Like I said….. I’m one of y’all now. Sorry about that.

4 thoughts on “I owe some of you an apology…

  1. Welcome to the club. You’ll never sleep well again. All those jobs that I can’t “un-see” sometimes take the image of those most dear. But there is hope! Teach your family swimming and first aid (as a game at first). How to call 911. Stop drop and roll. How to be situationally aware. All the stuff we had to learn as adults will come very naturally to little kids with a bit of fun thrown in. They LOVE being responsible and tend to be nurturing. 2 y/o is not too soon. Parenthood is a wonderful gift (the sleep thing aside). Teaching our kids good stuff gives them the skills to protect themselves, their friends, and their family. Sorry for being wordy. When my daughter was 3, I had to stop her from calling 911 on my behalf. I had a coughing fit and she grabbed the phone and started dialing. I was one very proud former ‘medic. I slept better.
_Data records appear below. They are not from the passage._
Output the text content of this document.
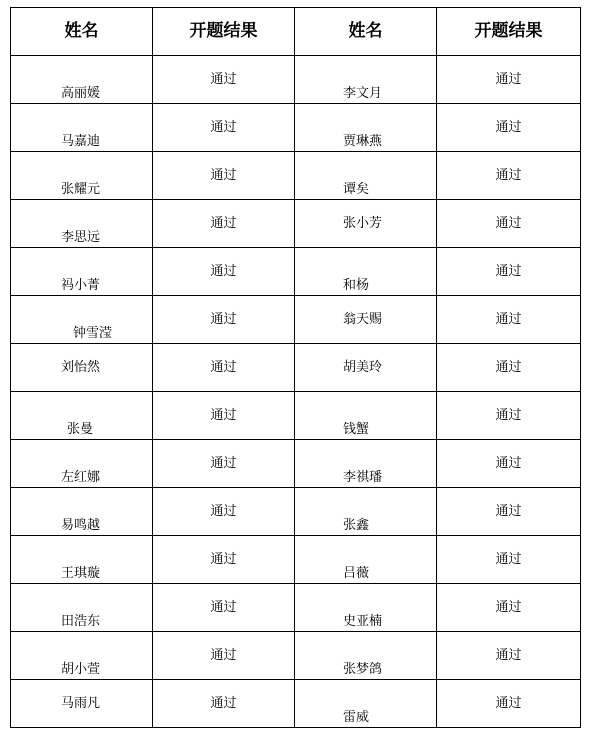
姓名	开题结果	姓名	开题结果

高丽媛	通过	李文月	通过

马嘉迪	通过	贾琳燕	通过

张耀元	通过	谭矣	通过

李思远	通过	张小芳	通过

祃小菁	通过	和杨	通过

钟雪滢	通过	翁天赐	通过

刘怡然	通过	胡美玲	通过

张曼	通过	钱蟹	通过

左红娜	通过	李祺璠	通过

易鸣越	通过	张鑫	通过

王琪璇	通过	吕薇	通过

田浩东	通过	史亚楠	通过

胡小萱	通过	张梦鸽	通过

马雨凡	通过	雷威	通过
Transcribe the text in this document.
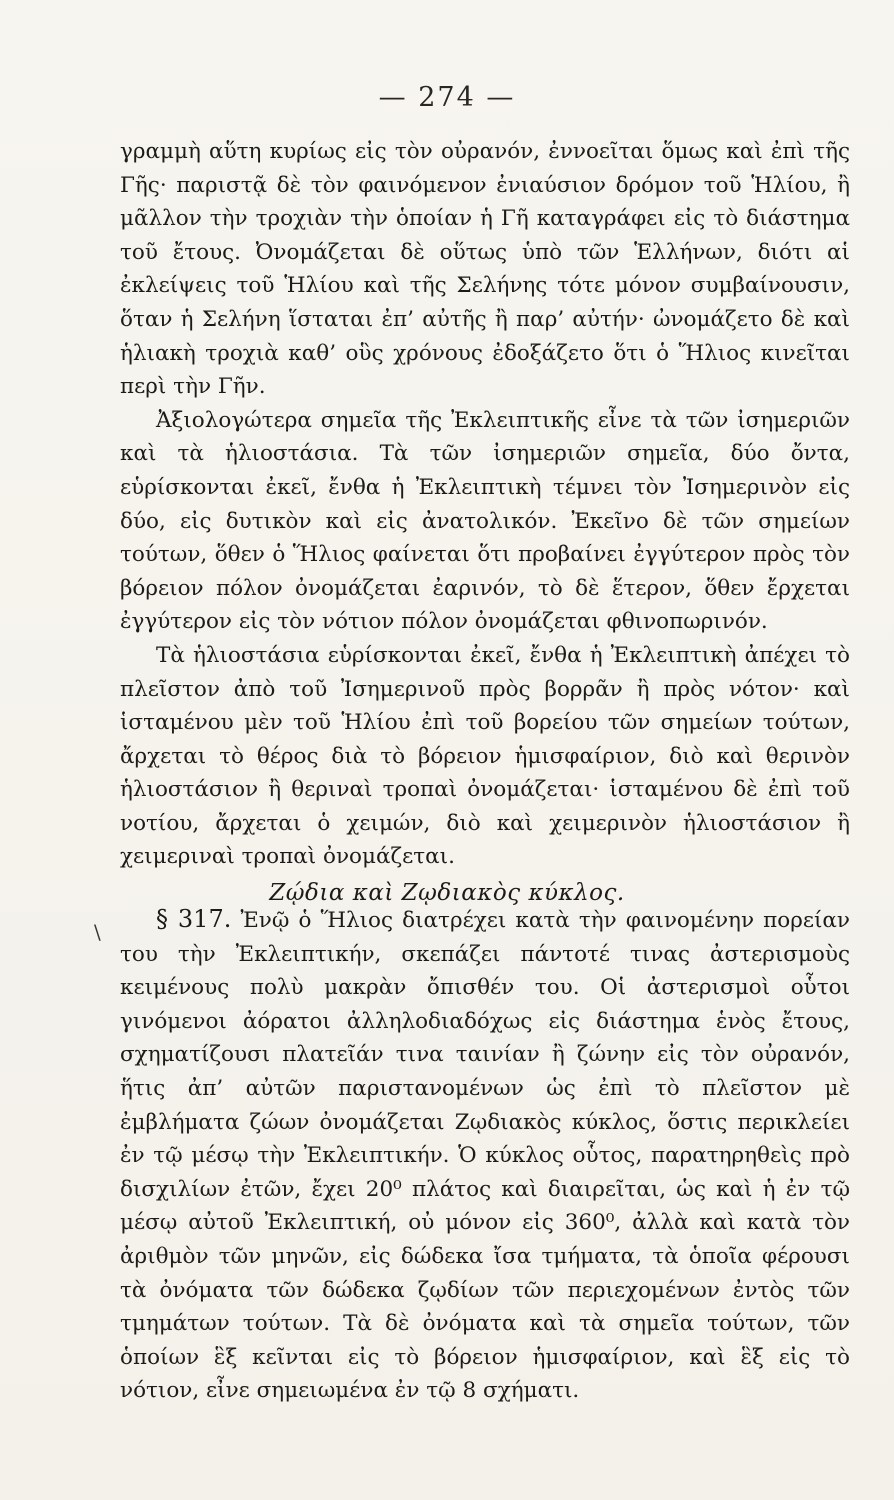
— 274 —

γραμμὴ αὕτη κυρίως εἰς τὸν οὐρανόν, ἐννοεῖται ὅμως καὶ ἐπὶ τῆς Γῆς· παριστᾷ δὲ τὸν φαινόμενον ἐνιαύσιον δρόμον τοῦ Ἡλίου, ἢ μᾶλλον τὴν τροχιὰν τὴν ὁποίαν ἡ Γῆ καταγράφει εἰς τὸ διάστημα τοῦ ἔτους. Ὀνομάζεται δὲ οὕτως ὑπὸ τῶν Ἑλλήνων, διότι αἱ ἐκλείψεις τοῦ Ἡλίου καὶ τῆς Σελήνης τότε μόνον συμβαίνουσιν, ὅταν ἡ Σελήνη ἵσταται ἐπ’ αὐτῆς ἢ παρ’ αὐτήν· ὠνομάζετο δὲ καὶ ἡλιακὴ τροχιὰ καθ’ οὓς χρόνους ἐδοξάζετο ὅτι ὁ Ἥλιος κινεῖται περὶ τὴν Γῆν.

Ἀξιολογώτερα σημεῖα τῆς Ἐκλειπτικῆς εἶνε τὰ τῶν ἰσημεριῶν καὶ τὰ ἡλιοστάσια. Τὰ τῶν ἰσημεριῶν σημεῖα, δύο ὄντα, εὑρίσκονται ἐκεῖ, ἔνθα ἡ Ἐκλειπτικὴ τέμνει τὸν Ἰσημερινὸν εἰς δύο, εἰς δυτικὸν καὶ εἰς ἀνατολικόν. Ἐκεῖνο δὲ τῶν σημείων τούτων, ὅθεν ὁ Ἥλιος φαίνεται ὅτι προβαίνει ἐγγύτερον πρὸς τὸν βόρειον πόλον ὀνομάζεται ἐαρινόν, τὸ δὲ ἕτερον, ὅθεν ἔρχεται ἐγγύτερον εἰς τὸν νότιον πόλον ὀνομάζεται φθινοπωρινόν.

Τὰ ἡλιοστάσια εὑρίσκονται ἐκεῖ, ἔνθα ἡ Ἐκλειπτικὴ ἀπέχει τὸ πλεῖστον ἀπὸ τοῦ Ἰσημερινοῦ πρὸς βορρᾶν ἢ πρὸς νότον· καὶ ἱσταμένου μὲν τοῦ Ἡλίου ἐπὶ τοῦ βορείου τῶν σημείων τούτων, ἄρχεται τὸ θέρος διὰ τὸ βόρειον ἡμισφαίριον, διὸ καὶ θερινὸν ἡλιοστάσιον ἢ θεριναὶ τροπαὶ ὀνομάζεται· ἱσταμένου δὲ ἐπὶ τοῦ νοτίου, ἄρχεται ὁ χειμών, διὸ καὶ χειμερινὸν ἡλιοστάσιον ἢ χειμεριναὶ τροπαὶ ὀνομάζεται.

Ζῴδια καὶ Ζῳδιακὸς κύκλος.
\	§ 317. Ἐνῷ ὁ Ἥλιος διατρέχει κατὰ τὴν φαινομένην πορείαν του τὴν Ἐκλειπτικήν, σκεπάζει πάντοτέ τινας ἀστερισμοὺς κειμένους πολὺ μακρὰν ὄπισθέν του. Οἱ ἀστερισμοὶ οὗτοι γινόμενοι ἀόρατοι ἀλληλοδιαδόχως εἰς διάστημα ἑνὸς ἔτους, σχηματίζουσι πλατεῖάν τινα ταινίαν ἢ ζώνην εἰς τὸν οὐρανόν, ἥτις ἀπ’ αὐτῶν παριστανομένων ὡς ἐπὶ τὸ πλεῖστον μὲ ἐμβλήματα ζώων ὀνομάζεται Ζῳδιακὸς κύκλος, ὅστις περικλείει ἐν τῷ μέσῳ τὴν Ἐκλειπτικήν. Ὁ κύκλος οὗτος, παρατηρηθεὶς πρὸ δισχιλίων ἐτῶν, ἔχει 20⁰ πλάτος καὶ διαιρεῖται, ὡς καὶ ἡ ἐν τῷ μέσῳ αὐτοῦ Ἐκλειπτική, οὐ μόνον εἰς 360⁰, ἀλλὰ καὶ κατὰ τὸν ἀριθμὸν τῶν μηνῶν, εἰς δώδεκα ἴσα τμήματα, τὰ ὁποῖα φέρουσι τὰ ὀνόματα τῶν δώδεκα ζῳδίων τῶν περιεχομένων ἐντὸς τῶν τμημάτων τούτων. Τὰ δὲ ὀνόματα καὶ τὰ σημεῖα τούτων, τῶν ὁποίων ἓξ κεῖνται εἰς τὸ βόρειον ἡμισφαίριον, καὶ ἓξ εἰς τὸ νότιον, εἶνε σημειωμένα ἐν τῷ 8 σχήματι.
  2. Welcome to the club. Word of advice: Follow the frontspage in Hitchhiker’s Guide to the Galaxy — Don’t Panic. And then, trust yourself. Parents have been doing this for thousands of years. And no operating manual comes with being a parent Dr. Spock to the contrary. Relax. Enjoy the time you have with Trevor. The time will go fast. One day you will turn around and he will be 10, then you will turn around again and he will be13 and you will turn around again and he will be 18 and off to college. Then the next time you will be the father of the groom and a brand new father-in-law. All of a sudden you will find yourself a grandparent and giving your kid the same advice you got. The best advice: set the best example possible, try your best, don’t over obsess, and try and relax. Misteps will be made but don’t worry. Somebody else probably did the same thing and their kids turned out okay. Best adivce I ever received but didn’t always follow. Mazel Tov.


  3. Awesome post Dave! You guys will be top notch parents… Why you might ask.. because I’ve had the honor of meeting both of your guy’s parents and I can see the parenting skills they instilled in both of you… Not to mention y’all are pretty kick ass people! Keep up the strong work, keep on pushing forward! Congrats on the promotion again! Next time you are in town you’ll have to stop by for an ARFF tour! Love ya brother!


  4. there is nothing that can prepare,you for the love of a child and the sheer madness to,keep them safe and secure. and don’t think that this madness goes away- having 2 grown daughters I still want to protect and provide for them.